Hi,
Browsers are a competitive field. We need to move faster. Eliminating
review lag is an obvious step in the right direction.
I believe good code review is essential for shipping a good browser.
Conversely, poor code review practices hold us back. I am really
frustrated with how many excellent developers are held back by poor
review practices. IMHO the single worst practice is not communicating
with patch author as to when the patch will get reviewed.
Anecdotal evidence suggests that we do best at reviews where the patch
in question lines up with reviewer's current project The worst thing
that happens there is rubber-stamping (eg reviewing non-trivial 60KB+
patches in 30min).
Anecdotally, latency correlates inversely with how close the reviewer is
to patch author, eg:
project > same team > same part of organization > org-wide > random
community member
I think we need change a couple things*:
a) Realize that reviewing code is more valuable than writing code as it
results in higher overall project activity. If you find you can't write
code anymore due to prioritizing reviews over coding, grow more reviewers.
b) Communicate better. If you are an active contributor, you should not
leave r? patches sitting in your queue without feedback. "I will review
this next week because I'm (busy reviewing ___ this week|away at
conference). I think bugzilla could use some improvements there. If you
think a patch is lower priority than your other work communicate that.
c) If you think saying nothing is better than admitting than you wont
get to the patch for a while**, that's passive aggressiveness
(https://en.wikipedia.org/wiki/Passive-aggressive_behavior).

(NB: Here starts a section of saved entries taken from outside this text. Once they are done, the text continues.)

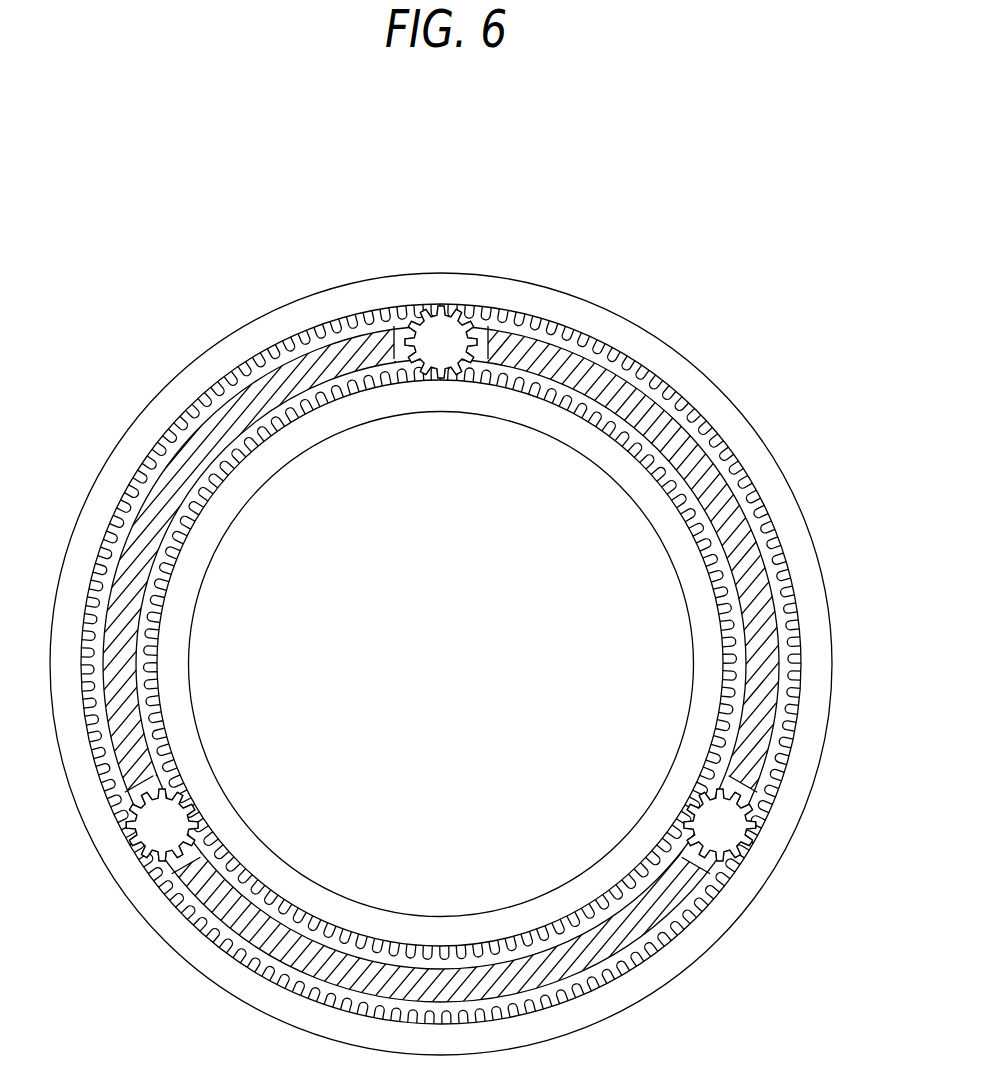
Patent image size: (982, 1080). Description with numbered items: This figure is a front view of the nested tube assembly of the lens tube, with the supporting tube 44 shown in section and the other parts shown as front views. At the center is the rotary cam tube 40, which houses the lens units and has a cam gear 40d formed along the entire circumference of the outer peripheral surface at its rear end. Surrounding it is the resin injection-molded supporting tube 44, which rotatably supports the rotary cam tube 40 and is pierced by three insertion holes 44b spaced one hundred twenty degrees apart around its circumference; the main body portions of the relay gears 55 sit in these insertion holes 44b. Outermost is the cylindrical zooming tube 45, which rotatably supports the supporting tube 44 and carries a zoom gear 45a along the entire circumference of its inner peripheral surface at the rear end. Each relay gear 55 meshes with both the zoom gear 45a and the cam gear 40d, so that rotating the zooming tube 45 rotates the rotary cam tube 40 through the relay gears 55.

The rotary cam tube 40 is at (334, 422).
The cam gear 40d is at (462, 380).
The supporting tube 44 is at (652, 418).
The insertion holes 44b is at (382, 306).
The zooming tube 45 is at (458, 285).
The zoom gear 45a is at (431, 305).
The relay gears 55 is at (474, 308).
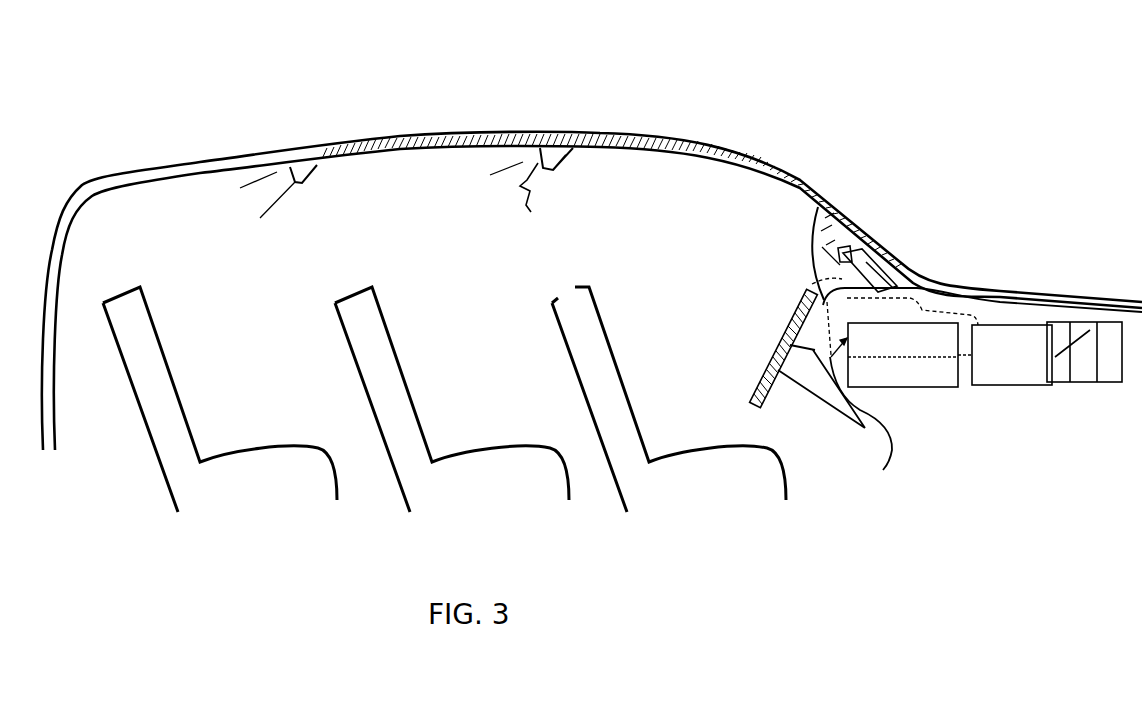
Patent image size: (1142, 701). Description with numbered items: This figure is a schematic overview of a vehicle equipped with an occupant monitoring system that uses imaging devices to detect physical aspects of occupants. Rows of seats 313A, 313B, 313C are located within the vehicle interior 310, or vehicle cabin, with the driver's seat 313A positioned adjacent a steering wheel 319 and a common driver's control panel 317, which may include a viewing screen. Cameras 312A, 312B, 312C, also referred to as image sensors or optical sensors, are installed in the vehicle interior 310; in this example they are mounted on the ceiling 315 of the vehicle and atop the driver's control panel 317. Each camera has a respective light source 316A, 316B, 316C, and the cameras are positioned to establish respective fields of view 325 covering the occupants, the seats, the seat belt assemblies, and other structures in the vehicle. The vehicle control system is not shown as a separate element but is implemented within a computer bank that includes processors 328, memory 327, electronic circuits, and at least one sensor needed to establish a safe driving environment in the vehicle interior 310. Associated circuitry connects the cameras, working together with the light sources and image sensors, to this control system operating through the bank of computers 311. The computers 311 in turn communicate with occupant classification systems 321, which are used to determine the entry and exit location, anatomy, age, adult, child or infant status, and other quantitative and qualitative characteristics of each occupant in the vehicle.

The vehicle interior 310 is at (750, 90).
The computers 311 is at (1097, 380).
The camera 312A is at (843, 255).
The camera 312B is at (562, 171).
The camera 312C is at (312, 183).
The driver's seat 313A is at (595, 332).
The seat 313B is at (388, 330).
The seat 313C is at (147, 333).
The ceiling 315 is at (670, 153).
The light source 316A is at (863, 253).
The light source 316B is at (535, 162).
The light source 316C is at (280, 178).
The driver's control panel 317 is at (818, 207).
The steering wheel 319 is at (802, 297).
The occupant classification systems 321 is at (1020, 386).
The fields of view 325 is at (531, 212).
The memory 327 is at (900, 387).
The processors 328 is at (885, 470).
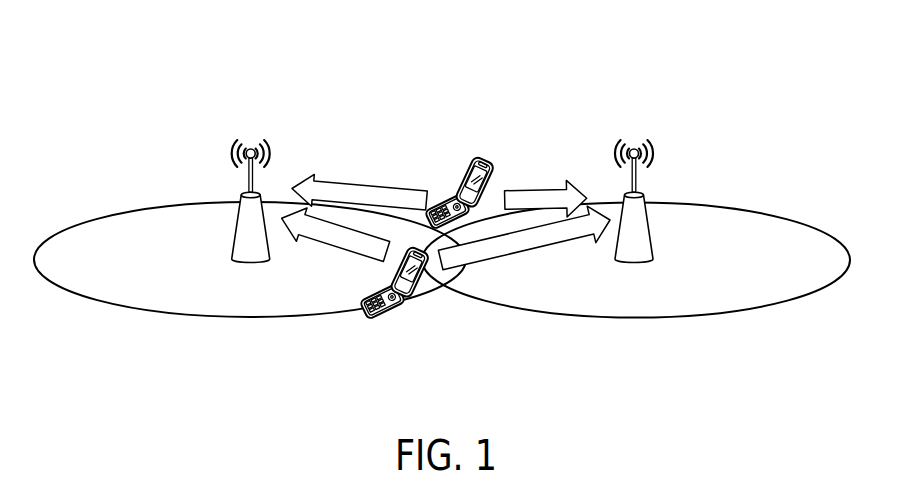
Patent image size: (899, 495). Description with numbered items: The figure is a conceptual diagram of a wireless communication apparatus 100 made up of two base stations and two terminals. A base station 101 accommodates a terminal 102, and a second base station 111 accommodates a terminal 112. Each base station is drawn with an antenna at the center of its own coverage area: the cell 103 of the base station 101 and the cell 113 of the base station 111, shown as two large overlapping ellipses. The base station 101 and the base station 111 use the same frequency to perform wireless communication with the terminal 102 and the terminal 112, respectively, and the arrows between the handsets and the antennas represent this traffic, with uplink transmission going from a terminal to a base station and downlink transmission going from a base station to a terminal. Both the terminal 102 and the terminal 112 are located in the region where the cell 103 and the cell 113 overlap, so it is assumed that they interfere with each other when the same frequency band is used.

The wireless communication apparatus 100 is at (645, 68).
The base station 101 is at (660, 153).
The terminal 102 is at (481, 161).
The cell 103 is at (638, 320).
The base station 111 is at (227, 151).
The terminal 112 is at (382, 323).
The cell 113 is at (236, 318).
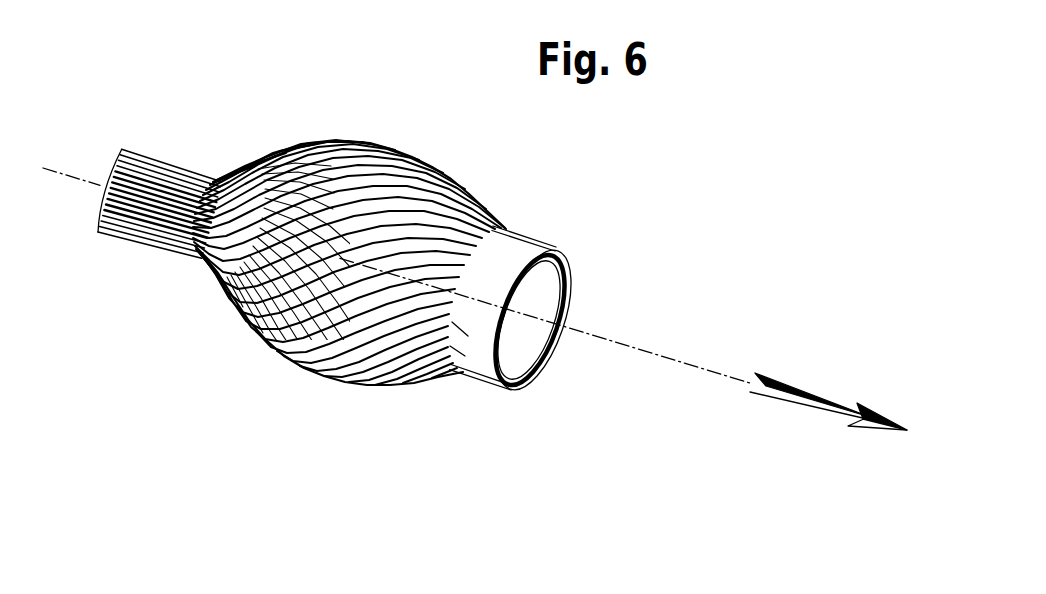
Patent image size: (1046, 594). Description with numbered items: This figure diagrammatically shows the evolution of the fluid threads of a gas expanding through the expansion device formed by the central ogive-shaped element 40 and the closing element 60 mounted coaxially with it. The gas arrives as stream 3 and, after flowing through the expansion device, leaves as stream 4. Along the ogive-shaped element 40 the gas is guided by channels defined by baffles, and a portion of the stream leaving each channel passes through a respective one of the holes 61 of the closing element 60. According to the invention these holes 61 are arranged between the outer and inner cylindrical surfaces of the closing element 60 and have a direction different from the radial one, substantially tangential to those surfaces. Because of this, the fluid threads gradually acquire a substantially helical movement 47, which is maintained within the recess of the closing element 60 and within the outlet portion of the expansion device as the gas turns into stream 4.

The stream 3 is at (152, 169).
The ogive-shaped element 40 is at (302, 280).
The helical movement 47 is at (293, 362).
The closing element 60 is at (523, 251).
The holes 61 is at (486, 277).
The stream 4 is at (797, 390).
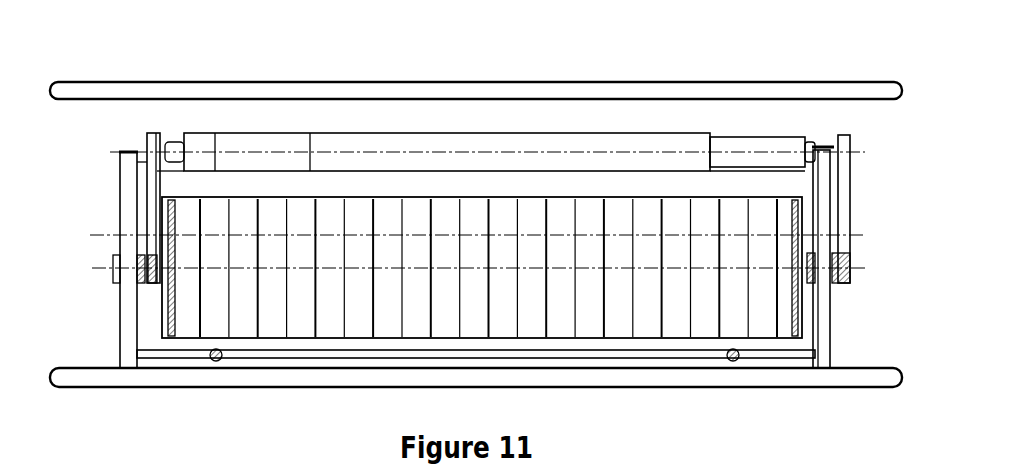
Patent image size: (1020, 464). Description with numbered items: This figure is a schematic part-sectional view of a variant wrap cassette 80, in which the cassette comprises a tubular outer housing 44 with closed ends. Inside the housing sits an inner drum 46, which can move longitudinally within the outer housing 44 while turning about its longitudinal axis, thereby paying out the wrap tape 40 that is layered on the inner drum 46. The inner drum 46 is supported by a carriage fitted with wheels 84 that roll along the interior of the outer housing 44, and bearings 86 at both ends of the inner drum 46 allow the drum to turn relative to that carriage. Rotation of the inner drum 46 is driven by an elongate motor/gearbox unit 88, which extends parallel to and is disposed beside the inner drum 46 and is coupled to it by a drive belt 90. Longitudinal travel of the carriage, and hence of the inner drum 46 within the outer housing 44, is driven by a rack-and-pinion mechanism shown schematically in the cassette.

The wrap cassette 80 is at (778, 17).
The tubular outer housing 44 is at (244, 90).
The bearings 86 is at (113, 255).
The drive belt 90 is at (153, 143).
The motor/gearbox unit 88 is at (618, 145).
The inner drum 46 is at (792, 302).
The wrap tape 40 is at (417, 213).
The wheels 84 is at (214, 365).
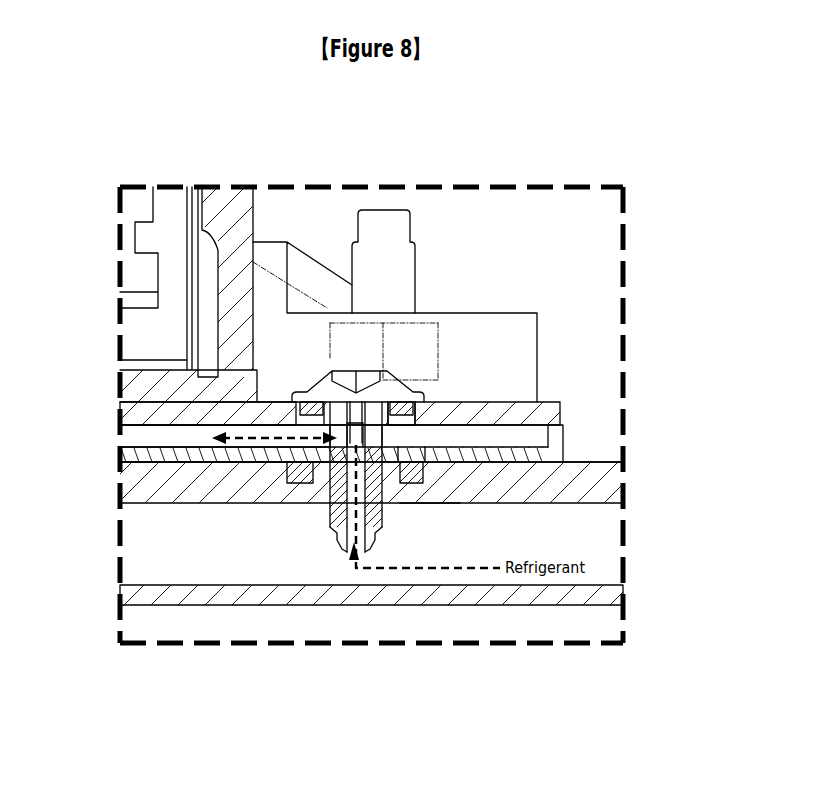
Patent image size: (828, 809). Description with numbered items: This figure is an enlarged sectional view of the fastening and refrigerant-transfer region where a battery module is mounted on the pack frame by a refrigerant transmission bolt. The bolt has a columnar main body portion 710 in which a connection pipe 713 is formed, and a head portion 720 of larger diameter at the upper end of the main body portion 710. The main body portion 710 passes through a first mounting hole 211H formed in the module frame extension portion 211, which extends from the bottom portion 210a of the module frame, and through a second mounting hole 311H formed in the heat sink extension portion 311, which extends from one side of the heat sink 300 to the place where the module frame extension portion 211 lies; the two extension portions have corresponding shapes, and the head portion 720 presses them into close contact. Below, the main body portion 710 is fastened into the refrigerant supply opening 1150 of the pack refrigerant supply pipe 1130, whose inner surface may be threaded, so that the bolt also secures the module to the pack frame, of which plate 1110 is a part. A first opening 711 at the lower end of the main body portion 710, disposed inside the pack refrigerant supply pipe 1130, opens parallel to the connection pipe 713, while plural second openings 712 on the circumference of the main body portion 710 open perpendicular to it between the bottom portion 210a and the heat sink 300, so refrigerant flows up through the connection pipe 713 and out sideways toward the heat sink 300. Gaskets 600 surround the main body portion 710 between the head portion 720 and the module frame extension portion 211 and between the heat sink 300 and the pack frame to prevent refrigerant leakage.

This is not
a good way to build a happy coding community. Managers, look for
instances of this on your team.
In my experience the main cause of review stop-energy is lack of will to
inconvenience own projects by switching gears to go through another
person's work.
I've seen too many amazing, productive people get discouraged by poor
review throughput. Most of these people would rather not create even
more tension by complaining about this...that's what managers are for :)
Does anyone disagree with my 3 points above? Can we make some derivative
of these rules into a formal policy(some sort of code of developer conduct)?
Taras
* There obvious exceptions to above guidelines (eg deadlines).
** Holding back bad code is a feature, not a bug, do it politely.